How Street Fighter II's Computer Opponents Cheat To Kick Your Ass

Illustration for article titled How Street Fighter II's Computer Opponents Cheat To Kick Your Ass
Screenshot: Desk

Have you ever plopped a quarter in the Street Fighter II machine at your local pizza joint and readied up with your favorite character, only to find yourself bashed and bloodied by the CPU just a few rounds later? Perhaps you said something to yourself about the computer cheating, only to get heckled by your friends. Well, according to this YouTube video, it totally was.


Combo expert Desk recently took a rest from breaking fighting games to highlight the ways in which CPU characters cheat in the various arcade incarnations of Street Fighter II. These underhanded tactics include becoming completely invincible for short periods of time, which allows them to interrupt attacks that are normally safe. Desk demonstrates this with side-by-side footage of the same situation being played against the CPU and a human to show just how devious the arcade mode opponents can be.

Let’s say you manage to hit the CPU with enough attacks to stun it. Time for free damage, right? Wrong. Street Fighter II allows CPU opponents to escape the dizzy state in just 12 frames, or 1/5 of a second at 60 frames per second. This is incredibly fast and, to the best of my knowledge, it’s a speed that’s impossible for a human to pull off even with optimal execution. In effect, it’s a little like the rubber-banding tactics seen on the part of AI opponents in games like Mario Kart.

The last bit of Desk’s video covers how the CPU can perform charge and mashing moves—like Guile’s Flash Kick and Chun-Li’s Lightning Legs, respectively—without the requisite inputs. This means Guile can simply walk forward and Flash Kick whenever he wants, forgoing the down charge necessary to pull off the move as a human. Sometimes, the CPU even fakes like it’s charging to give the impression that it’s totally above board.

Much of the info cited in this video comes courtesy of blogger sf2platinum, who has spent years digging through the Street Fighter II code. One post in particular details the AI engine, explaining the game’s unsophisticated methods of turning the CPU into a decent sparring opponent. Give that a look in between frustrating rounds of getting screwed out of your quarters.

Staff Writer, Kotaku


Implied Kappa

Yeah, the charge moves were always the biggest tell. I can grudgingly accept that the AI can pull off four perfect inputs in four frames, but Guile pulling a flash kick out of a forward walk or Blanka launching directly into a roll from a forward walk was always clear evidence that they weren’t playing by the same rules we were.

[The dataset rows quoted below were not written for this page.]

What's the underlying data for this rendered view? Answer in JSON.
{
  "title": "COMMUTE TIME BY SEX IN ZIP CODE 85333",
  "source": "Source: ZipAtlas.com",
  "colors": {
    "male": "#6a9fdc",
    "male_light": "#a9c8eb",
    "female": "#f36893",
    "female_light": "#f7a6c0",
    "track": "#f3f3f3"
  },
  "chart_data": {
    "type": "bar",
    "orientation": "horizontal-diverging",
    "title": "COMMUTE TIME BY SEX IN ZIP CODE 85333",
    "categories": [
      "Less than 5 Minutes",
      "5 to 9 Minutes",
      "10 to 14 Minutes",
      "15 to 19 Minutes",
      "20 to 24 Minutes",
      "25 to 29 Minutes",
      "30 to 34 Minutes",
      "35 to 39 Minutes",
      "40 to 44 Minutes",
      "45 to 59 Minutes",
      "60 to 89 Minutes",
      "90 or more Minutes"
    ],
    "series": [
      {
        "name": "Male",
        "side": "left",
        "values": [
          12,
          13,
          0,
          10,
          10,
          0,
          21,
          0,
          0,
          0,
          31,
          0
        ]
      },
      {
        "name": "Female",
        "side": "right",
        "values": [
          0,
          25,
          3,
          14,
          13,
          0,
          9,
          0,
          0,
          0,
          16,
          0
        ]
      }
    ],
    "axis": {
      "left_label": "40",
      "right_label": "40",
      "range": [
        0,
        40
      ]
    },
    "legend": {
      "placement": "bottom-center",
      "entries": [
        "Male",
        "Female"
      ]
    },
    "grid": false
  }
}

Between the obviously cheating AI and the level of mastery even the most casual of arcade players have by the time I stumble across a 2-year-old fighting game cabinet, I’ve just never found a good entry point to the genre. Not that there’s any shortage of other games to compete for my time and money, but any time I watch a good tournament match-up with all the suspenseful back-and-forth, there’s a little part of me that wants the feeling of being better than mediocre at at least one fighting game.